The large windows above Cordiner Hall's main entrance on the Whitman College campus backlight the new "Sunfire Persian" installation gifted by artist Dale Chihuly.


Whitman president George Bridges talks with guests at the installation ceremony.


Guests at the installation listen to remarks given in Cordiner Hall's foyer, while the fiery glass overhead plays with the light.


Whitman College's large vertical windows above Cordiner Hall's main entrance showcase the new "Sunfire Persian" installation by Dale Chihuly. It includes 17 pieces of glass in varying sizes.


There is a shimmering new addition to Whitman College's Cordiner Hall, in the form of world-class Dale Chihuly glass artwork that the artist recently donated to Whitman.

This glass installation is the first half of a two-part joint-donation from Chihuly and Mark A. Anderson of the Walla Walla Foundry. Chihuly donated the glass installation to Whitman, and Anderson will donate a 16-foot-tall bronze recreation of one of Chihuly's "Ikebana" glass sculptures inspired by the Japanese art of flower arranging. The bronze sculpture will be of a vase with two flowers.

"We came up with a donation that was jointly with Walla Walla Foundry and Chihuly Studios. Dale graciously gave us the glass that's here, as well as the right to take one of his glass 'Ikebana' series and enlarge it to 16 feet and cast it in bronze. The Walla Walla Foundry will gift that to the college," Anderson said.

The glass installation is in the front window of Cordiner Hall, and it is visible both from the interior and exterior of the Hall. The glass installation is well lit and easily seen in the evening.

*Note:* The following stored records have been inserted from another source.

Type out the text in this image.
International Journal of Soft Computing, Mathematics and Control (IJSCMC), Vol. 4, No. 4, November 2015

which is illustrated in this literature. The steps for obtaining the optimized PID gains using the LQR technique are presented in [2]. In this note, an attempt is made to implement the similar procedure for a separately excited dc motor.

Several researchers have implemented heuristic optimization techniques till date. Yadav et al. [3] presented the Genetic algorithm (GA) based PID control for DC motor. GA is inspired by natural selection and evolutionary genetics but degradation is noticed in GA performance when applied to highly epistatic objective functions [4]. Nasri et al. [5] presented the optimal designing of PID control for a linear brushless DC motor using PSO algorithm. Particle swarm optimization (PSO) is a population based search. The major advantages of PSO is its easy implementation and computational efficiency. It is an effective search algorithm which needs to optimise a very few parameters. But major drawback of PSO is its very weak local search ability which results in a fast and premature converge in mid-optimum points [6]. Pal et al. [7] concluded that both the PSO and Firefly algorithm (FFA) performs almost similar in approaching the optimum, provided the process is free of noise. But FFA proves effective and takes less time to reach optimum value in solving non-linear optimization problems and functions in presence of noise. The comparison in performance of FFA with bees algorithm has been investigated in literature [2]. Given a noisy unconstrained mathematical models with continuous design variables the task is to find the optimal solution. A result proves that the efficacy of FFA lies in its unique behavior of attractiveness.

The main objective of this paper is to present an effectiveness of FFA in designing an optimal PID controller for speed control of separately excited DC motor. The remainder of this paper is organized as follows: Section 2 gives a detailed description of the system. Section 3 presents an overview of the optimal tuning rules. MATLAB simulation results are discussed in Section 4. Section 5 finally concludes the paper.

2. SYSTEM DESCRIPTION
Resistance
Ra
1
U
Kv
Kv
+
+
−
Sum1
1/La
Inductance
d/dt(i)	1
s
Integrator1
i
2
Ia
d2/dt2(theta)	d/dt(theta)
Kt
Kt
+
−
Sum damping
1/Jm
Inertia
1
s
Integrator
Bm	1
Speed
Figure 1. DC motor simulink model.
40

George Bridges, president of Whitman College, said Cordiner Hall is an excellent location for the installation, as many Walla Walla community members use the hall.

"We view Cordiner Hall very much as not only part of the Whitman campus, but a venue for all of Walla Walla to take advantage of. In that sense, the art and the installation will introduce our community to this marvelous art form," Bridges said.

Anderson, a 1978 graduate of Whitman and a current member of the Whitman art committee, appreciates that the glass adds a new medium to Whitman's art collection.

"I personally appreciate the fact that it is a different medium. We have other forms of sculpture, cast and fabricated, painted, and printed. Now we have glass as well. As a learning tool for art majors or just for the population of the school or the town, to be able to walk down the street and take in a world-class piece of glass is a rewarding thing," Anderson said.

Bridges likes that this installation will serve as an addition to the art available in Walla Walla.

"I think it's another indication of investment in Walla Walla as a place of the arts, as a community that appreciates varying art forms, and this just adds to that," he said.

Bridges highlighted that this is one of only a few glass installations in Eastern Washington.

"We are very honored to have this piece on campus, on exhibit for Whitman but also on exhibit for all of Walla Walla. We are very grateful for Dale Chihuly's and Mark Anderson's generosity," Bridges said.

Bridges also has a unique connection to this specific glass installation. The artist who blew this piece of Chihuly glass, Daryl Smith, took care of Bridges' children when they were younger, before he became a glass artist.

For the second half of the two-part donation, Anderson has been working with Chihuly to create the piece. The bronze sculpture will be installed this spring.